“BPJS bisa bangkrut karena membiayai dampak stunting sebagai penyakit tidak menular ini. Kondisi ini akan membuat kemiskinan antar-generasi yang semakin buruk,” ucap dia.
Ia berharap semua pihak dapat menanggapi masalah stunting dengan lebih serius, karena membuat kemampuan kognitif anak berkurang. Perkembangan otak yang terganggu, kemampuan daya saing di era ekonomi modern menurun dan tubuh mengecil.
Stunting juga berkaitan erat dengan berkurangnya produktivitas serta memicu anak rentan terhadap penyakit infeksi.

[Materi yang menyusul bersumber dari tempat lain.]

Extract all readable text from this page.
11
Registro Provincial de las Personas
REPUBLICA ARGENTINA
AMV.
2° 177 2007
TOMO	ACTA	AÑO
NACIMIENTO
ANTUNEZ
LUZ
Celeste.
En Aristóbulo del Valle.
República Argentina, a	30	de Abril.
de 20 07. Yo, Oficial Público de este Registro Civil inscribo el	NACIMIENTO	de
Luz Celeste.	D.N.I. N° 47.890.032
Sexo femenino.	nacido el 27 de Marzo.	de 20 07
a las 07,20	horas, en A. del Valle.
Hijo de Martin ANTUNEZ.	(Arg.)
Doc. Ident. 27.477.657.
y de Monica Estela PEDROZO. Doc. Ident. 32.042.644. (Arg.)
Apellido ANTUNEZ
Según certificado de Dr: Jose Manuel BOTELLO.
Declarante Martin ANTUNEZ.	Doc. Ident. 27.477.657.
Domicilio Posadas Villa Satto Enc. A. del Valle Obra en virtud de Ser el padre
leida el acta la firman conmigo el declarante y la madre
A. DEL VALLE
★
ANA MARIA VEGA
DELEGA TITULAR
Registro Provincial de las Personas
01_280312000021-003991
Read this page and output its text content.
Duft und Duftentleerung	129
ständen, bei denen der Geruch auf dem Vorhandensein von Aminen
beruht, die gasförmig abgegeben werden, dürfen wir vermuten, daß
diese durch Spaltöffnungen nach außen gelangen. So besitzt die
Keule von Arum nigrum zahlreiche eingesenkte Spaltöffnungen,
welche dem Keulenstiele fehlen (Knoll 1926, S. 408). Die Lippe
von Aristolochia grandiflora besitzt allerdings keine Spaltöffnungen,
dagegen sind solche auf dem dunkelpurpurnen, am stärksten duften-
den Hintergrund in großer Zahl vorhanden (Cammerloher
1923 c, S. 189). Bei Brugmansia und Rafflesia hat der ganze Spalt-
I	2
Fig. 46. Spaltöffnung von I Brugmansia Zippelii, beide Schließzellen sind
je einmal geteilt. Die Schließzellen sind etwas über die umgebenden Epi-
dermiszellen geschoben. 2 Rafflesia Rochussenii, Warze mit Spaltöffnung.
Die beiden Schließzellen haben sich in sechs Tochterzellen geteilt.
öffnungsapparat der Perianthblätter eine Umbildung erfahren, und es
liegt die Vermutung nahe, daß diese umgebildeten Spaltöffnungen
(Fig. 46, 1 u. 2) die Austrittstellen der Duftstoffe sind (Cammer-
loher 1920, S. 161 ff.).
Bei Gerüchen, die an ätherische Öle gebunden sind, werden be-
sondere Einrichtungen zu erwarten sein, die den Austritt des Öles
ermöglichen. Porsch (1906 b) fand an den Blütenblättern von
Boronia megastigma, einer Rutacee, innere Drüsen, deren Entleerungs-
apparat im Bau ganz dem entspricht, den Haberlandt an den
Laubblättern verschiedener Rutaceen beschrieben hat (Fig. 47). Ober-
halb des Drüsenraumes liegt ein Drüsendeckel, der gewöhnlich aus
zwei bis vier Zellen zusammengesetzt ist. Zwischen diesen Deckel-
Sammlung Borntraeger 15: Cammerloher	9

Kesehatan tubuhnya jadi rendah, bahkan dapat terjadi perubahan metabolisme di tingkat sel yang membuat sel-sel itu membuat cepat bengkak dan gemuk. “Ini yang membuat dia menjadi obesitas, diabetes, penyakit jantung, penyakit pembuluh darah, stroke dan lain-lain,” ujar dia.
Status merah
Badan Kependudukan dan Keluarga Berencana Nasional (BKKBN) menyebutkan terdapat lima kabupaten/kota di Provinsi Jawa Barat (Jabar) memiliki angka prevalensi kekerdilan (stunting) di atas 30 persen atau masuk dalam status merah.
“Tidak ada satu pun kabupaten atau kota di Jawa Barat yang berstatus biru, yakni dengan prevalensi di bawah 10 persen. Hanya Kota Depok yang memiliki angka prevalensi terendah dengan 12,3 persen,” kata Kepala BKKBN Hasto Wardoyo dalam keterangan tertulis yang diterima di Jakarta, Sabtu.
Berdasar Data Studi Status Gizi Indonesia (SSGI) Tahun 2021, ia menyebutkan empat kabupaten/kota dengan angka prevalensi di atas 30 persen itu adalah Kota Cirebon, Kabupaten Garut, Kabupaten Cianjur dan Kabupaten Bandung.
Kemudian, sebanyak 14 kabupaten/kota berstatus kuning atau angka prevalensi berkisar 20-30 persen seperti Bandung Barat, Kota Tasikmalaya, Kabupaten Bogor, Kabupaten Cirebon, Kota Bandung, Kabupaten Tasikmalaya, Kabupaten Sukabumi, Kota Banjar, Majalengka, Pangandaran, Sumedang, Kabupaten Bekasi, Purwakarta serta Karawang.